D Murali

Top worries of infra CFOs

D. Murali | Updated on October 16, 2011

R. Nagarajan

Funds should be made available to infra companies at a subsidised cost till they reach a minimum cash break-even. R. Nagarajan, Chief Financial Officer, Sri City (P) Ltd, Chennai.



During a recent interaction with R. Nagarajan, Chief Financial Officer, Sri City (P) Ltd, Chennai (http://bit.ly/F4TNagarajanR), Business Line brought up a question. What are the top three or four concerns of infrastructure company finance head? Lack of availability of long-term funds comes foremost in Nagarajan's list. “Generally, infra projects have long gestation period, and access to long-term funds is a prerequisite for the success of the project,” he reasons. The other major worry for infra finance chiefs, in Nagarajan's view, is the frequent change in policies that makes business strategy difficult to implement. Lack of long-term government policies for the creation of infrastructure support – say power, road and port connectivity – adds to the hurdles before the sector, he rues. For, an ever-changing economic scenario makes decision-making all the more stressed. Our conversation continues over the email.

Excerpts from the interview.

How can the policy worries be mitigated?

What is needed is an acceptance that infrastructure is a must for the growth of the economy. For instance, it is imperative to decongest the ever-growing cities and to have satellite cities/townships/industrial parks for development. Again, the policy implementation is very slow.

The current proposed land acquisition law, SEZ policy changes, and the proposed changes to tax code are some of the examples where actions are in contradiction to the accepted requirements. We require long-term policy guidelines with the acceptance of various State governments, policies that are consistent for a longer period of time, keeping in view the interests of all stakeholders. Tax incentives for infra projects – in the form of VAT concessions, and sops in excise duty, service tax, and income-tax – are required for infrastructure, the epitome of the future of Indian economy.

As for the policy to encourage decentralised growth through the promotion of satellite industrial parks and integrated town ships, connectivity to these satellite townships should be made available at the planning stages so that there are no problems when these become operational. Among other suggestions are the implementation of a single-window clearance for all kinds of infra projects with a predefined duration for clearance from all agencies; and the conducting of seminars and events within and outside India to highlight the advantages of infra projects to all prospective stakeholders.

Your views on how the cost of capital can be reduced.

Funds should be made available to infra companies at a subsidised cost till they reach a minimum cash break-even. Since infra projects require funds for the long haul, 15- to 20-year loans or bonds can be a great help; also, pension/insurance funds may lend support to infra projects.

Allowing access to international funds with more flexibility can be a boon, within the framework of forex management, especially when local funds are so difficult to obtain and are expensive.

There should be opportunity to borrow overseas and replace the expensive local funds.
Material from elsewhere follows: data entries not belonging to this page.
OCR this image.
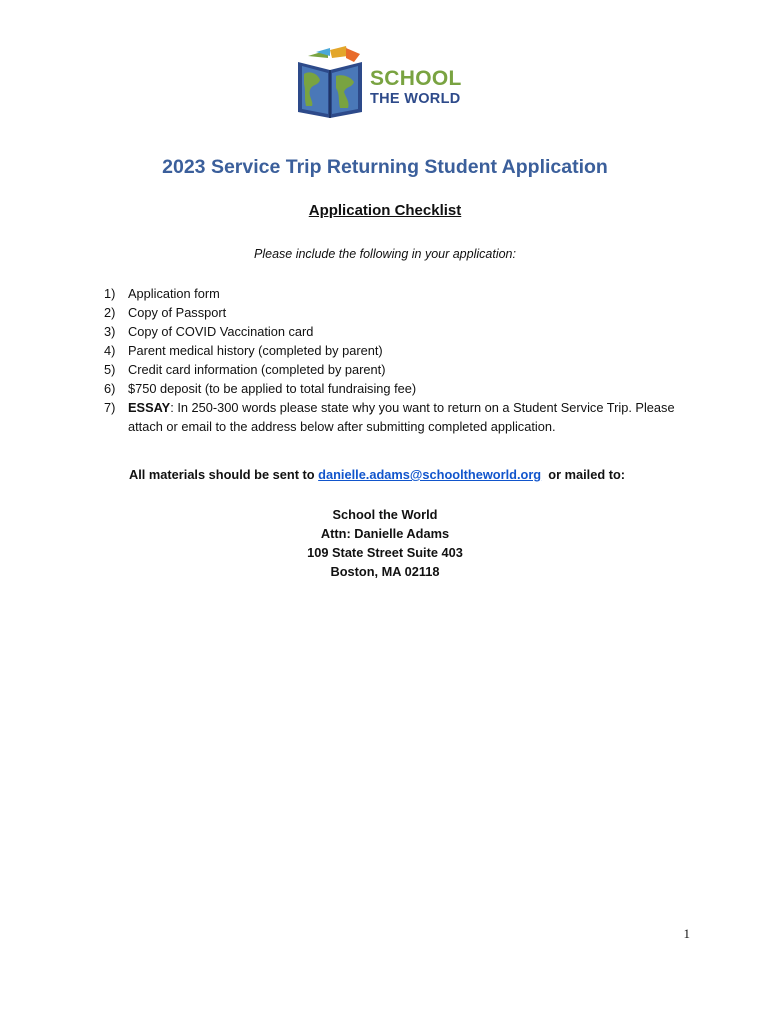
SCHOOL
THE WORLD
2023 Service Trip Returning Student Application
Application Checklist
Please include the following in your application:
1) Application form
2) Copy of Passport
3) Copy of COVID Vaccination card
4) Parent medical history (completed by parent)
5) Credit card information (completed by parent)
6) $750 deposit (to be applied to total fundraising fee)
7) ESSAY: In 250-300 words please state why you want to return on a Student Service Trip. Please attach or email to the address below after submitting completed application.
All materials should be sent to danielle.adams@schooltheworld.org or mailed to:
School the World
Attn: Danielle Adams
109 State Street Suite 403
Boston, MA 02118
1
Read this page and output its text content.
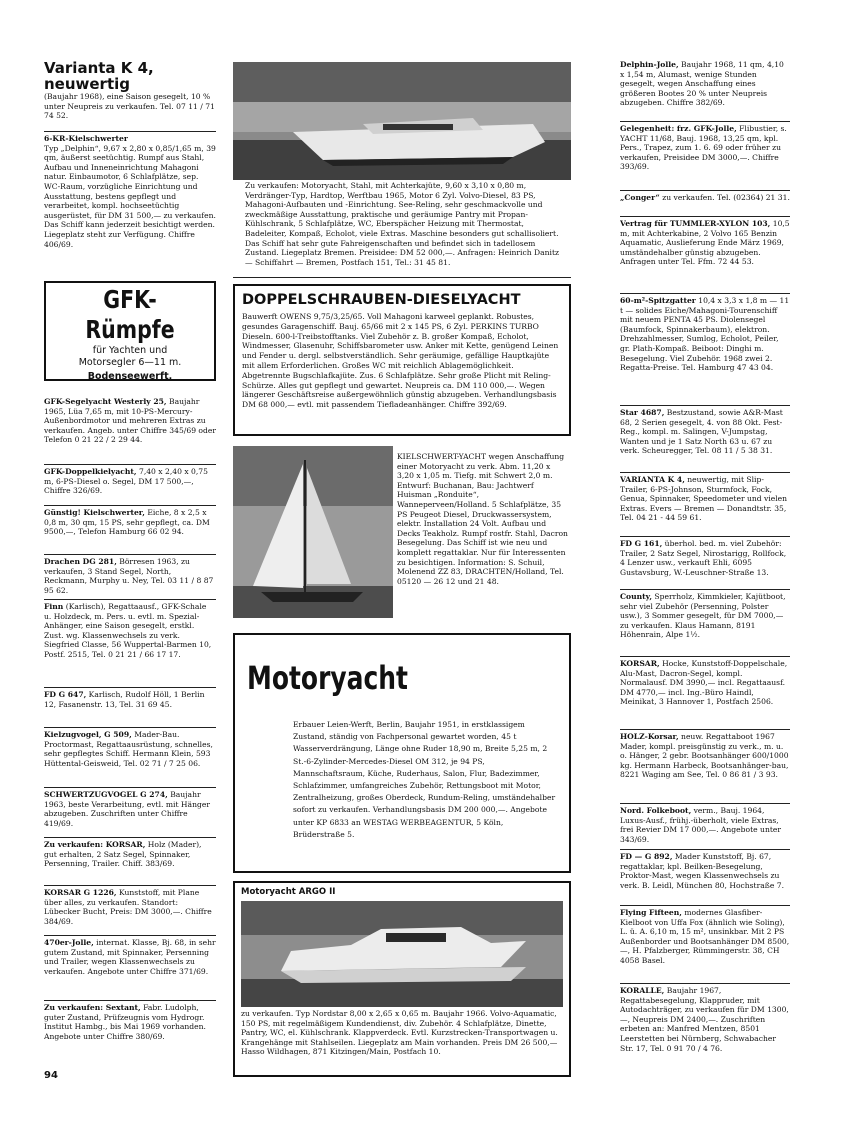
Varianta K 4, neuwertig
(Baujahr 1968), eine Saison gesegelt, 10 % unter Neupreis zu verkaufen. Tel. 07 11 / 71 74 52.
6-KR-Kielschwerter
Typ „Delphin“, 9,67 x 2,80 x 0,85/1,65 m, 39 qm, äußerst seetüchtig. Rumpf aus Stahl, Aufbau und Inneneinrichtung Mahagoni natur. Einbaumotor, 6 Schlafplätze, sep. WC-Raum, vorzügliche Einrichtung und Ausstattung, bestens gepflegt und verarbeitet, kompl. hochseetüchtig ausgerüstet, für DM 31 500,— zu verkaufen. Das Schiff kann jederzeit besichtigt werden. Liegeplatz steht zur Verfügung. Chiffre 406/69.
GFK-Rümpfe
für Yachten und
Motorsegler 6—11 m.
Bodenseewerft,
GFK-Segelyacht Westerly 25, Baujahr 1965, Lüa 7,65 m, mit 10-PS-Mercury-Außenbordmotor und mehreren Extras zu verkaufen. Angeb. unter Chiffre 345/69 oder Telefon 0 21 22 / 2 29 44.
GFK-Doppelkielyacht, 7,40 x 2,40 x 0,75 m, 6-PS-Diesel o. Segel, DM 17 500,—, Chiffre 326/69.
Günstig! Kielschwerter, Eiche, 8 x 2,5 x 0,8 m, 30 qm, 15 PS, sehr gepflegt, ca. DM 9500,—, Telefon Hamburg 66 02 94.
Drachen DG 281, Börresen 1963, zu verkaufen, 3 Stand Segel, North, Reckmann, Murphy u. Ney, Tel. 03 11 / 8 87 95 62.
Finn (Karlisch), Regattaausf., GFK-Schale u. Holzdeck, m. Pers. u. evtl. m. Spezial-Anhänger, eine Saison gesegelt, erstkl. Zust. wg. Klassenwechsels zu verk. Siegfried Classe, 56 Wuppertal-Barmen 10, Postf. 2515, Tel. 0 21 21 / 66 17 17.
FD G 647, Karlisch, Rudolf Höll, 1 Berlin 12, Fasanenstr. 13, Tel. 31 69 45.
Kielzugvogel, G 509, Mader-Bau. Proctormast, Regattaausrüstung, schnelles, sehr gepflegtes Schiff. Hermann Klein, 593 Hüttental-Geisweid, Tel. 02 71 / 7 25 06.
SCHWERTZUGVOGEL G 274, Baujahr 1963, beste Verarbeitung, evtl. mit Hänger abzugeben. Zuschriften unter Chiffre 419/69.
Zu verkaufen: KORSAR, Holz (Mader), gut erhalten, 2 Satz Segel, Spinnaker, Persenning, Trailer. Chiff. 383/69.
KORSAR G 1226, Kunststoff, mit Plane über alles, zu verkaufen. Standort: Lübecker Bucht, Preis: DM 3000,—. Chiffre 384/69.
470er-Jolle, internat. Klasse, Bj. 68, in sehr gutem Zustand, mit Spinnaker, Persenning und Trailer, wegen Klassenwechsels zu verkaufen. Angebote unter Chiffre 371/69.
Zu verkaufen: Sextant, Fabr. Ludolph, guter Zustand, Prüfzeugnis vom Hydrogr. Institut Hambg., bis Mai 1969 vorhanden. Angebote unter Chiffre 380/69.
Zu verkaufen: Motoryacht, Stahl, mit Achterkajüte, 9,60 x 3,10 x 0,80 m, Verdränger-Typ, Hardtop, Werftbau 1965, Motor 6 Zyl. Volvo-Diesel, 83 PS, Mahagoni-Aufbauten und -Einrichtung. See-Reling, sehr geschmackvolle und zweckmäßige Ausstattung, praktische und geräumige Pantry mit Propan-Kühlschrank, 5 Schlafplätze, WC, Eberspächer Heizung mit Thermostat, Badeleiter, Kompaß, Echolot, viele Extras. Maschine besonders gut schallisoliert. Das Schiff hat sehr gute Fahreigenschaften und befindet sich in tadellosem Zustand. Liegeplatz Bremen. Preisidee: DM 52 000,—. Anfragen: Heinrich Danitz — Schiffahrt — Bremen, Postfach 151, Tel.: 31 45 81.
DOPPELSCHRAUBEN-DIESELYACHT
Bauwerft OWENS 9,75/3,25/65. Voll Mahagoni karweel geplankt. Robustes, gesundes Garagenschiff. Bauj. 65/66 mit 2 x 145 PS, 6 Zyl. PERKINS TURBO Dieseln. 600-l-Treibstofftanks. Viel Zubehör z. B. großer Kompaß, Echolot, Windmesser, Glasenuhr, Schiffsbarometer usw. Anker mit Kette, genügend Leinen und Fender u. dergl. selbstverständlich. Sehr geräumige, gefällige Hauptkajüte mit allem Erforderlichen. Großes WC mit reichlich Ablagemöglichkeit. Abgetrennte Bugschlafkajüte. Zus. 6 Schlafplätze. Sehr große Plicht mit Reling-Schürze. Alles gut gepflegt und gewartet. Neupreis ca. DM 110 000,—. Wegen längerer Geschäftsreise außergewöhnlich günstig abzugeben. Verhandlungsbasis DM 68 000,— evtl. mit passendem Tiefladeanhänger. Chiffre 392/69.
KIELSCHWERT-YACHT wegen Anschaffung einer Motoryacht zu verk. Abm. 11,20 x 3,20 x 1,05 m. Tiefg. mit Schwert 2,0 m. Entwurf: Buchanan, Bau: Jachtwerf Huisman „Ronduite“, Wanneperveen/Holland. 5 Schlafplätze, 35 PS Peugeot Diesel, Druckwassersystem, elektr. Installation 24 Volt. Aufbau und Decks Teakholz. Rumpf rostfr. Stahl, Dacron Besegelung. Das Schiff ist wie neu und komplett regattaklar. Nur für Interessenten zu besichtigen. Information: S. Schuil, Molenend ZZ 83, DRACHTEN/Holland, Tel. 05120 — 26 12 und 21 48.
Motoryacht
Erbauer Leien-Werft, Berlin, Baujahr 1951, in erstklassigem Zustand, ständig von Fachpersonal gewartet worden, 45 t Wasserverdrängung, Länge ohne Ruder 18,90 m, Breite 5,25 m, 2 St.-6-Zylinder-Mercedes-Diesel OM 312, je 94 PS, Mannschaftsraum, Küche, Ruderhaus, Salon, Flur, Badezimmer, Schlafzimmer, umfangreiches Zubehör, Rettungsboot mit Motor, Zentralheizung, großes Oberdeck, Rundum-Reling, umständehalber sofort zu verkaufen. Verhandlungsbasis DM 200 000,—. Angebote unter KP 6833 an WESTAG WERBEAGENTUR, 5 Köln, Brüderstraße 5.
Motoryacht ARGO II
zu verkaufen. Typ Nordstar 8,00 x 2,65 x 0,65 m. Baujahr 1966. Volvo-Aquamatic, 150 PS, mit regelmäßigem Kundendienst, div. Zubehör. 4 Schlafplätze, Dinette, Pantry, WC, el. Kühlschrank. Klappverdeck. Evtl. Kurzstrecken-Transportwagen u. Krangehänge mit Stahlseilen. Liegeplatz am Main vorhanden. Preis DM 26 500,— Hasso Wildhagen, 871 Kitzingen/Main, Postfach 10.
Delphin-Jolle, Baujahr 1968, 11 qm, 4,10 x 1,54 m, Alumast, wenige Stunden gesegelt, wegen Anschaffung eines größeren Bootes 20 % unter Neupreis abzugeben. Chiffre 382/69.
Gelegenheit: frz. GFK-Jolle, Flibustier, s. YACHT 11/68, Bauj. 1968, 13,25 qm, kpl. Pers., Trapez, zum 1. 6. 69 oder früher zu verkaufen, Preisidee DM 3000,—. Chiffre 393/69.
„Conger“ zu verkaufen. Tel. (02364) 21 31.
Vertrag für TUMMLER-XYLON 103, 10,5 m, mit Achterkabine, 2 Volvo 165 Benzin Aquamatic, Auslieferung Ende März 1969, umständehalber günstig abzugeben. Anfragen unter Tel. Ffm. 72 44 53.
60-m²-Spitzgatter 10,4 x 3,3 x 1,8 m — 11 t — solides Eiche/Mahagoni-Tourenschiff mit neuem PENTA 45 PS. Diolensegel (Baumfock, Spinnakerbaum), elektron. Drehzahlmesser, Sumlog, Echolot, Peiler, gr. Plath-Kompaß. Beiboot: Dinghi m. Besegelung. Viel Zubehör. 1968 zwei 2. Regatta-Preise. Tel. Hamburg 47 43 04.
Star 4687, Bestzustand, sowie A&R-Mast 68, 2 Serien gesegelt, 4. von 88 Okt. Fest-Reg., kompl. m. Salingen, V-Jumpstag, Wanten und je 1 Satz North 63 u. 67 zu verk. Scheuregger, Tel. 08 11 / 5 38 31.
VARIANTA K 4, neuwertig, mit Slip-Trailer, 6-PS-Johnson, Sturmfock, Fock, Genua, Spinnaker, Speedometer und vielen Extras. Evers — Bremen — Donandtstr. 35, Tel. 04 21 - 44 59 61.
FD G 161, überhol. bed. m. viel Zubehör: Trailer, 2 Satz Segel, Nirostarigg, Rollfock, 4 Lenzer usw., verkauft Ehli, 6095 Gustavsburg, W.-Leuschner-Straße 13.
County, Sperrholz, Kimmkieler, Kajütboot, sehr viel Zubehör (Persenning, Polster usw.), 3 Sommer gesegelt, für DM 7000,— zu verkaufen. Klaus Hamann, 8191 Höhenrain, Alpe 1½.
KORSAR, Hocke, Kunststoff-Doppelschale, Alu-Mast, Dacron-Segel, kompl. Normalausf. DM 3990,— incl. Regattaausf. DM 4770,— incl. Ing.-Büro Haindl, Meinikat, 3 Hannover 1, Postfach 2506.
HOLZ-Korsar, neuw. Regattaboot 1967 Mader, kompl. preisgünstig zu verk., m. u. o. Hänger, 2 gebr. Bootsanhänger 600/1000 kg. Hermann Harbeck, Bootsanhänger-bau, 8221 Waging am See, Tel. 0 86 81 / 3 93.
Nord. Folkeboot, verm., Bauj. 1964, Luxus-Ausf., frühj.-überholt, viele Extras, frei Revier DM 17 000,—. Angebote unter 343/69.
FD — G 892, Mader Kunststoff, Bj. 67, regattaklar, kpl. Beilken-Besegelung, Proktor-Mast, wegen Klassenwechsels zu verk. B. Leidl, München 80, Hochstraße 7.
Flying Fifteen, modernes Glasfiber-Kielboot von Uffa Fox (ähnlich wie Soling), L. ü. A. 6,10 m, 15 m², unsinkbar. Mit 2 PS Außenborder und Bootsanhänger DM 8500,—, H. Pfalzberger, Rümmingerstr. 38, CH 4058 Basel.
KORALLE, Baujahr 1967, Regattabesegelung, Klappruder, mit Autodachträger, zu verkaufen für DM 1300,—, Neupreis DM 2400,—. Zuschriften erbeten an: Manfred Mentzen, 8501 Leerstetten bei Nürnberg, Schwabacher Str. 17, Tel. 0 91 70 / 4 76.
94
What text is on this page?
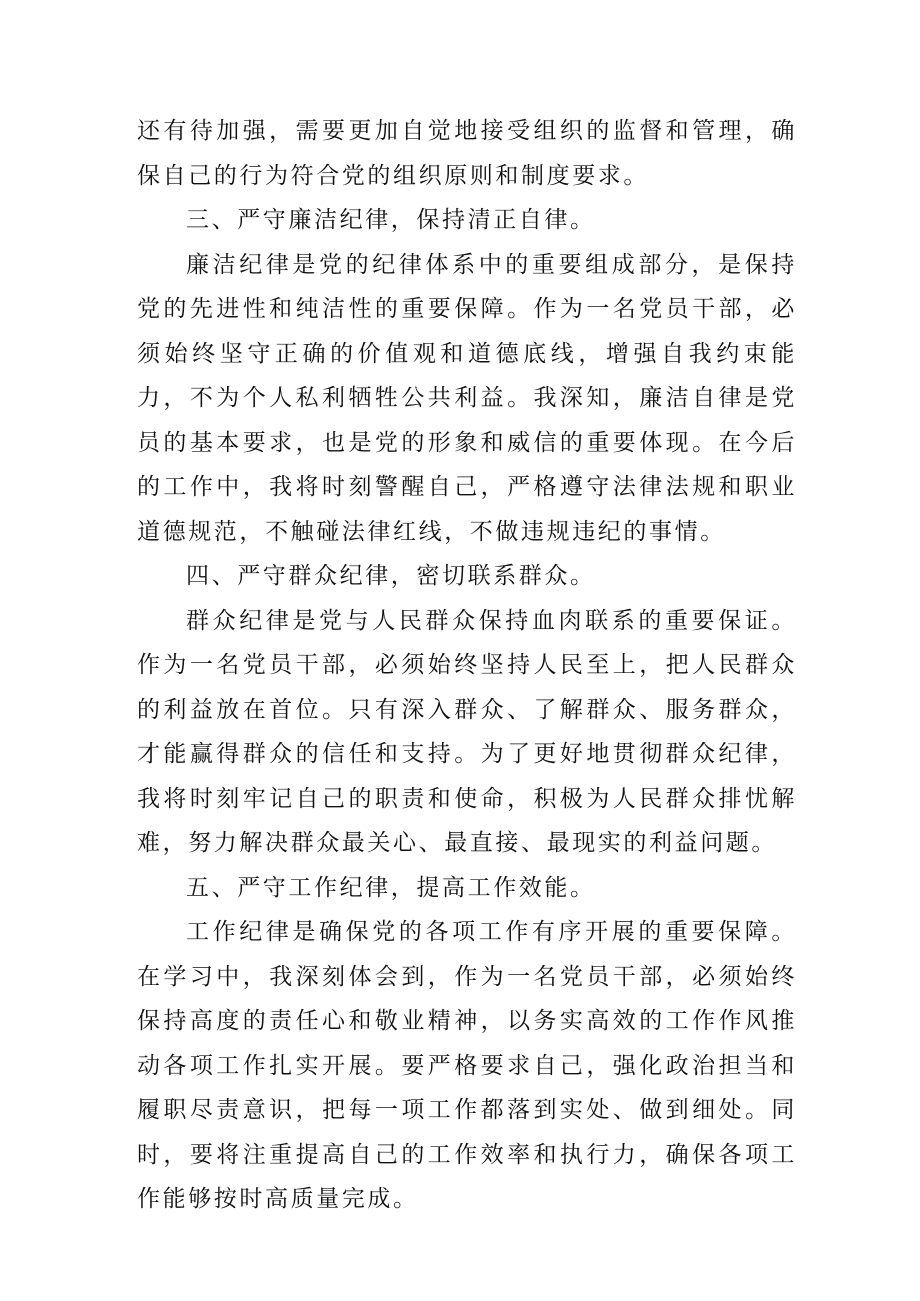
还有待加强，需要更加自觉地接受组织的监督和管理，确保自己的行为符合党的组织原则和制度要求。

三、严守廉洁纪律，保持清正自律。

廉洁纪律是党的纪律体系中的重要组成部分，是保持党的先进性和纯洁性的重要保障。作为一名党员干部，必须始终坚守正确的价值观和道德底线，增强自我约束能力，不为个人私利牺牲公共利益。我深知，廉洁自律是党员的基本要求，也是党的形象和威信的重要体现。在今后的工作中，我将时刻警醒自己，严格遵守法律法规和职业道德规范，不触碰法律红线，不做违规违纪的事情。

四、严守群众纪律，密切联系群众。

群众纪律是党与人民群众保持血肉联系的重要保证。作为一名党员干部，必须始终坚持人民至上，把人民群众的利益放在首位。只有深入群众、了解群众、服务群众，才能赢得群众的信任和支持。为了更好地贯彻群众纪律，我将时刻牢记自己的职责和使命，积极为人民群众排忧解难，努力解决群众最关心、最直接、最现实的利益问题。

五、严守工作纪律，提高工作效能。

工作纪律是确保党的各项工作有序开展的重要保障。在学习中，我深刻体会到，作为一名党员干部，必须始终保持高度的责任心和敬业精神，以务实高效的工作作风推动各项工作扎实开展。要严格要求自己，强化政治担当和履职尽责意识，把每一项工作都落到实处、做到细处。同时，要将注重提高自己的工作效率和执行力，确保各项工作能够按时高质量完成。
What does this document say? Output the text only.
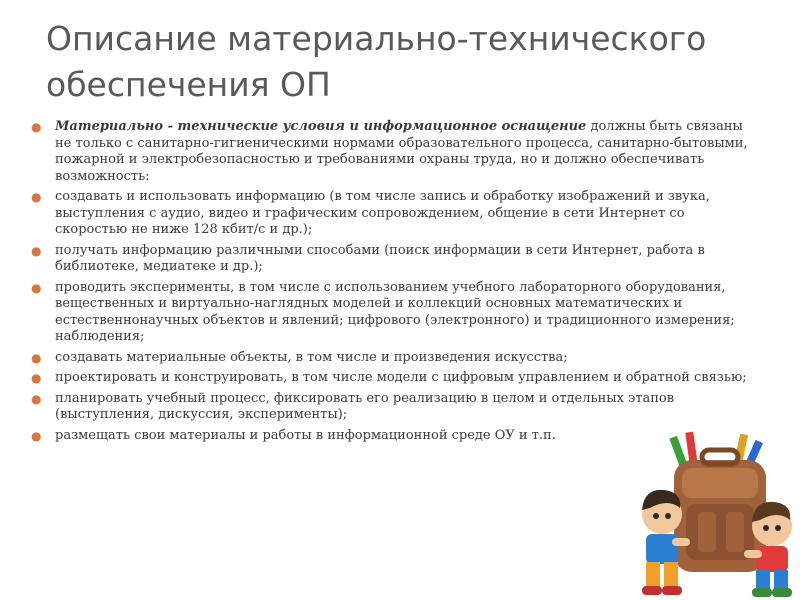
Описание материально-технического обеспечения ОП
● Материально - технические условия и информационное оснащение должны быть связаны не только с санитарно-гигиеническими нормами образовательного процесса, санитарно-бытовыми, пожарной и электробезопасностью и требованиями охраны труда, но и должно обеспечивать возможность:
● создавать и использовать информацию (в том числе запись и обработку изображений и звука, выступления с аудио, видео и графическим сопровождением, общение в сети Интернет со скоростью не ниже 128 кбит/с и др.);
● получать информацию различными способами (поиск информации в сети Интернет, работа в библиотеке, медиатеке и др.);
● проводить эксперименты, в том числе с использованием учебного лабораторного оборудования, вещественных и виртуально-наглядных моделей и коллекций основных математических и естественнонаучных объектов и явлений; цифрового (электронного) и традиционного измерения; наблюдения;
● создавать материальные объекты, в том числе и произведения искусства;
● проектировать и конструировать, в том числе модели с цифровым управлением и обратной связью;
● планировать учебный процесс, фиксировать его реализацию в целом и отдельных этапов (выступления, дискуссия, эксперименты);
● размещать свои материалы и работы в информационной среде ОУ и т.п.
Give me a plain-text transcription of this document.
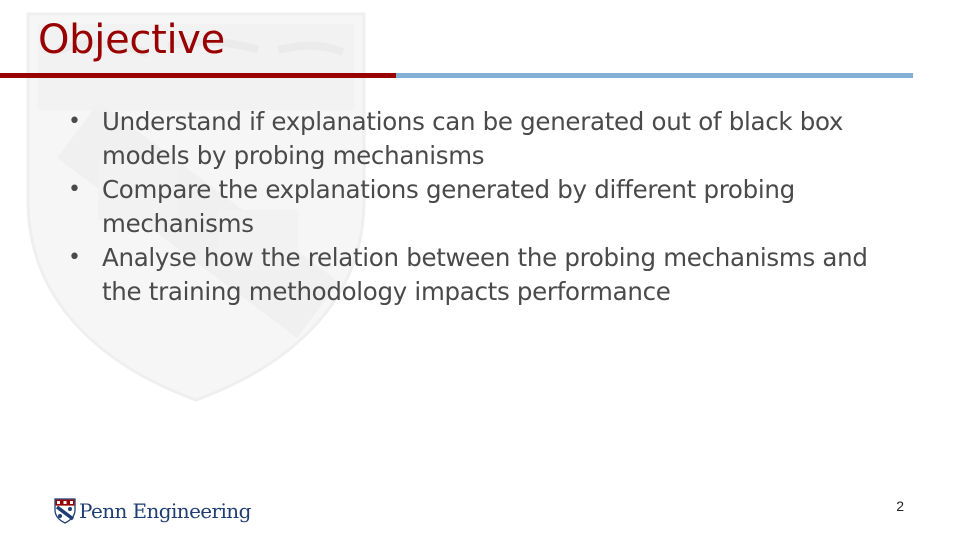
Objective
• Understand if explanations can be generated out of black box models by probing mechanisms
• Compare the explanations generated by different probing mechanisms
• Analyse how the relation between the probing mechanisms and the training methodology impacts performance
Penn Engineering	2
Additionally, the government could set up infra funds for taking up equity in long-term projects to help these companies have better borrowing capability.

Other points of interest.

* Human resource management is critical since exposure to and understanding of the dynamic economy is a prerequisite for any successful organisation. There should be constant monitoring of the resources to make sure they are adequately exposed and trained.